Biraz önce onu oldukça gücendirmişti. Şu saatten sonra onun hakkındaki görüşünün değişmesi imkansızdı!

 

“Sınavın ilk turunu geçen üç kişi var!” Zhu Hua Hua adındaki çırak elinde bir kağıtla, sınav salonundan dışarı çıktı ve üzerinde yazılı olan isimleri okumaya başladı. “İlki, Luyuan Şehrinden Sun Tao. 100 üzerinden 91!”

 

"Ah, ben mi? Geçtim…”

 

Adının açıklanmasıyla beraber, genç bir adam sevinçle yerinden sıçradı.

 

Onun bu tepkisi, sınava giren diğer kişilerin gözlerinin kıskançlık dolu bakışlarla dolmasına neden oldu.

 

Daha sadece üç turun birini geçmiş olsa da, çırak bir eczacı olmaya diğerlerinden bir adım daha yakındı.

 

Ona doğru bakan Wen Xue'nin gözleri bile saygıyla parlıyordu.

 

"İkincisi, Ziyun Şehrinden Qian Wen Man. 100 üzerinden 90!"

 

“Bu benim…” İsmini duyduktan sonra, başka biri kızarmış bir yüzle ayağa kalktı.

 

“Ve son olarak, Tianxuan Şehrinden Zhang Xuan..."

 

Aniden, Zhu Hua Hua gözlerine inanamamış bir şekilde kaşlarını yukarı kaldırdı. Gözlerini ovuşturdu ve bir kez daha kağıda baktı. Ancak o zaman gözlerinin ona oyun oynamadığından emin oldu ve titreyen bir sesle, “100 üzerinden 100!” dedi.

 

"Ne?"

 

“100 üzerinden 100 mü?”

 

“Bu… Sorulan bütün sorulara doğru cevap verdiği anlamına gelmiyor mu?”

 

"Bu nasıl mümkün olabilir?"

 

“Bu kadar zor bir sınavda tam puan almayı başarmak, bu usta Zhang Xuan’da kim?”

 

“Aynen, o da kim?”

 

……

 

 

Sınavı geçen üçüncü kişinin tam puan aldığının duyulması üzerine, tüm alana bir kargaşa ortamı hakim oldu.

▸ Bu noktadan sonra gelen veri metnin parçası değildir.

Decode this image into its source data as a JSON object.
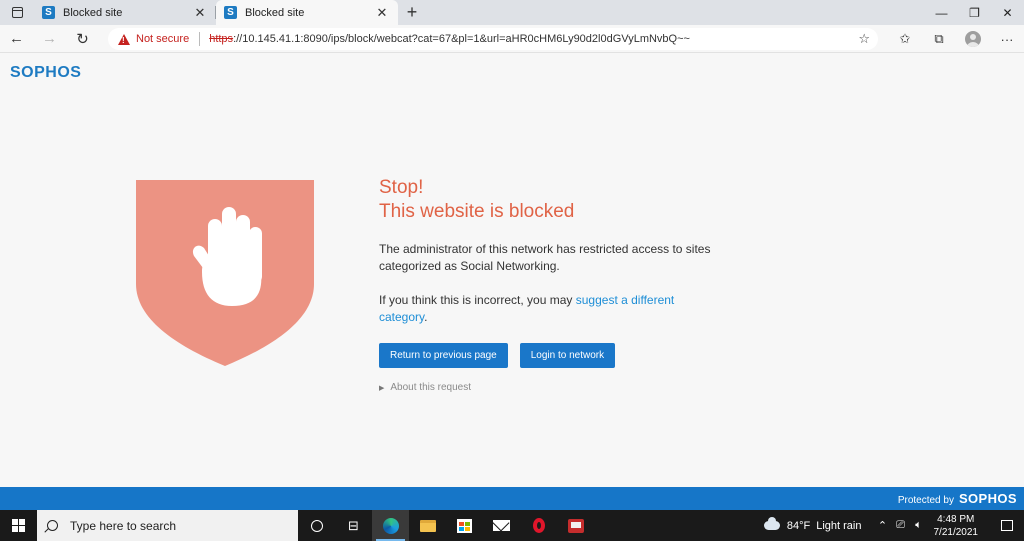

Herkes  Zhang Xuan isimli kişiyi bulmak için etrafına bakınmaya başladı.

 

“Pekala, ilk turu geçen üç kişi, ikinci tur için sınav salonuna girsin!”

 

Zhu Hua Hua konuşmasıyla kalabalık içinde patlak veren karışıklığı böldü ve odadan içeri girdi.

 

Daha önce isimleri okunmuş iki kişi de aceleyle onu arkasından takip etti.

 

O esnada, Zhang Xuan’da ayağa kalktı.

 

“Sınavı geçen üç kişinin ismi çoktan duyuruldu. Neden, hala yetersiz olduğunu kabul etmemekte ısrar ediyorsun…” Onun ayağa kalktığını gören Wen Xue, soğuk bir ses tonuyla dalga geçti. Ancak o anda, aklına bir düşünce geldi ve sözlerini yarıda kesti. Gözleri tam bir daire olana kadar açıldı ve titreyen bir sesle sordu, “Se… senin… ismin ne?”

 

"Zhang Xuan!"

 

Bu sığ kadınla daha fazla uğraşmak istemeyen Zhang Xuan, arkasını döndü ve sınav salonundan içeri girdi.

 

"Zhang Xuan mı? O… Zhang Xuan mı?”

 

“Yüz üzerinden yüz alan kişi?”

 

Wen Xue’ye bir ürperme geldi ve yüzü ölüm gibi bir beyazla boyandı. O anda, kendini aptal yerine koyan bir palyaço gibi hissetti.

 

Tanıştıklarından bu yana bu adamın onu etkilemek için rol yaptığını ve hiçbir yeteneği olmadığını söyleyip durmuştu. Günün sonunda ise… karşı taraf eşi benzeri görülmemiş bir puan alarak onun yanıldığını ispatlamıştı!

 

[Sen gerçek misin?

 

Sınavdan önce hiçbir şey bilmeyen sen değil miydin?

 

Ne hakkında sorular sorulduğunu bile bilmeyecek kadar cahil olan sen değil miydin?

 

Seni yalancı…

 

Sen büyük bir yalancısın!

 

Cahil bir aptalmış gibi davranarak, tam puan almak… Kardeş, sen benimle dalga geçiyor olmalısın!]

 

Wen Xue yüzü yanıyormuş gibi hissetti ve delirmenin sadece bir tık uzağındaydı.

 

“Biraz önce kitaplara öyle bir göz atan adam… tam puan mı aldı?”

 

Yandaki Li Amcanın da gözleri her an yere düşebilecekmiş gibi duruyordu.

 

Ciddi misin!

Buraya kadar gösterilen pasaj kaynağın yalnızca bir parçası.